I have POTS,since 3 years ago. And with NUUN( electrolytes and salts) added to my water,compression socks and being on my feet as much as I tolerate every singel day have my standing/walking time improved very slowly from 5 min.(3 years ago) to the whole day now. But I need a betablocker to slow down my tachycardia.
If I use Tramadol(50 mg.) for pain have I noticed that I can stand up for longer time without getting dizzy,and my brain fog disappear for a while too.Wonder why..But it is a hug improvement!
I live in Norway..
Hege, for me, Tramadol moderates neurotransmitters and NMDA. Calms down the sympathetic system. Adding Bentyl – a mild muscle relaxer works even better than Tramadol by itself. And then put GastroCrom with it and things stay pretty level. I do use H1 and H2 meds, supplements and other herbals. But for RX meds, those have been my best.
Issie
Here is a good link regarding AV shunts and how the peripheral circulation could readily be severely disrupting central circulation
http://www.livingwithfibromyalgia.ca/interesting-study-finds-possible-cause-of-fibromyalgia/
Regarding brain hypoxia and tolerance, this is an important paper:
Acute and chronic hypoxia: implications for cerebral function and
exercise tolerance
Stuart Goodalla*, Rosie Twomeyb and Markus Amannc
aFaculty of Health and Life Sciences, Northumbria University, Newcastle, UK; bSchool of Sportand Service Management, University of Brighton, Eastbourne, UK; cDepartment of Medicine,University of Utah, Salt Lake City, USA
Purpose: To outline how hypoxia profoundly affects neuronal functionality and thus compromises exercise performance. Methods: Investigations were reviewed and evaluated that used electroencephalography (EEG) and transcranial magnetic stimulation (TMS) to detect neuronal changes at rest and those studying fatiguing effects on whole-body exercise performance in acute (AH) and chronic hypoxia (CH).

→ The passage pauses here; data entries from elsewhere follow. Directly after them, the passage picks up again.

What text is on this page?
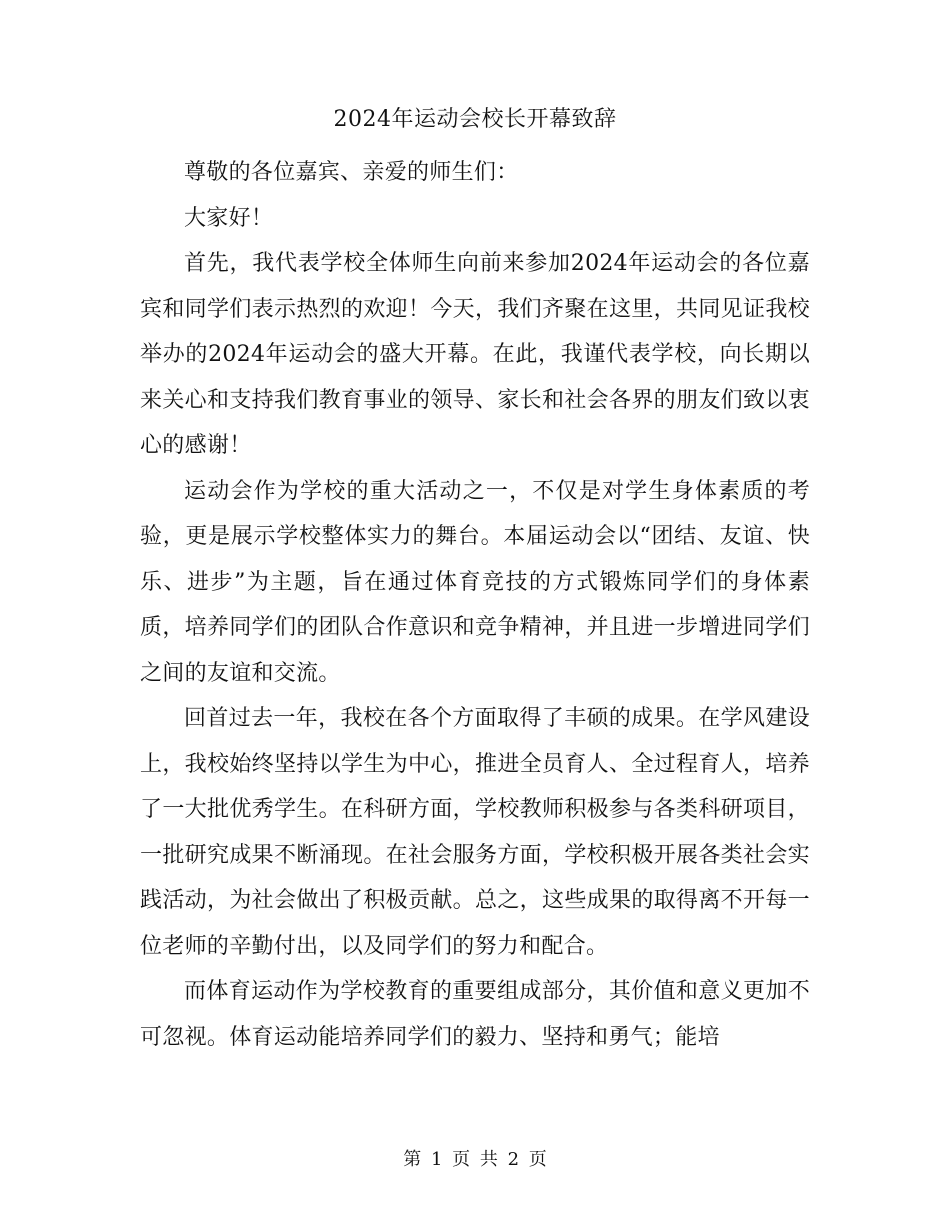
2024年运动会校长开幕致辞

尊敬的各位嘉宾、亲爱的师生们：

大家好！

首先，我代表学校全体师生向前来参加2024年运动会的各位嘉宾和同学们表示热烈的欢迎！今天，我们齐聚在这里，共同见证我校举办的2024年运动会的盛大开幕。在此，我谨代表学校，向长期以来关心和支持我们教育事业的领导、家长和社会各界的朋友们致以衷心的感谢！

运动会作为学校的重大活动之一，不仅是对学生身体素质的考验，更是展示学校整体实力的舞台。本届运动会以“团结、友谊、快乐、进步”为主题，旨在通过体育竞技的方式锻炼同学们的身体素质，培养同学们的团队合作意识和竞争精神，并且进一步增进同学们之间的友谊和交流。

回首过去一年，我校在各个方面取得了丰硕的成果。在学风建设上，我校始终坚持以学生为中心，推进全员育人、全过程育人，培养了一大批优秀学生。在科研方面，学校教师积极参与各类科研项目，一批研究成果不断涌现。在社会服务方面，学校积极开展各类社会实践活动，为社会做出了积极贡献。总之，这些成果的取得离不开每一位老师的辛勤付出，以及同学们的努力和配合。

而体育运动作为学校教育的重要组成部分，其价值和意义更加不可忽视。体育运动能培养同学们的毅力、坚持和勇气；能培

第 1 页 共 2 页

That’s interesting. I know I don’t regulate body temp correctly – in either direction.
I do find that MCAS triggers some mighty hot flashes. And MCAS can be triggered by getting over hot.
Thanks for the info. Something to research.
Issie
Really exciting research on Natto kinase to address the CFS/ME and Covid related blood clotting issues with no side effects is very promising. I have started taking 4,000 FU per day of Natto kinase and have seen very quick results in energy and pain and cognition. There are numerous studies published at the NIH and the implications for viral disease, leaky gut, Alzheimers, cardiac care etc. are enormous. I would really like to hear if anyone else with CFS/ME has had positive response from Natto kinase and what dosage was used.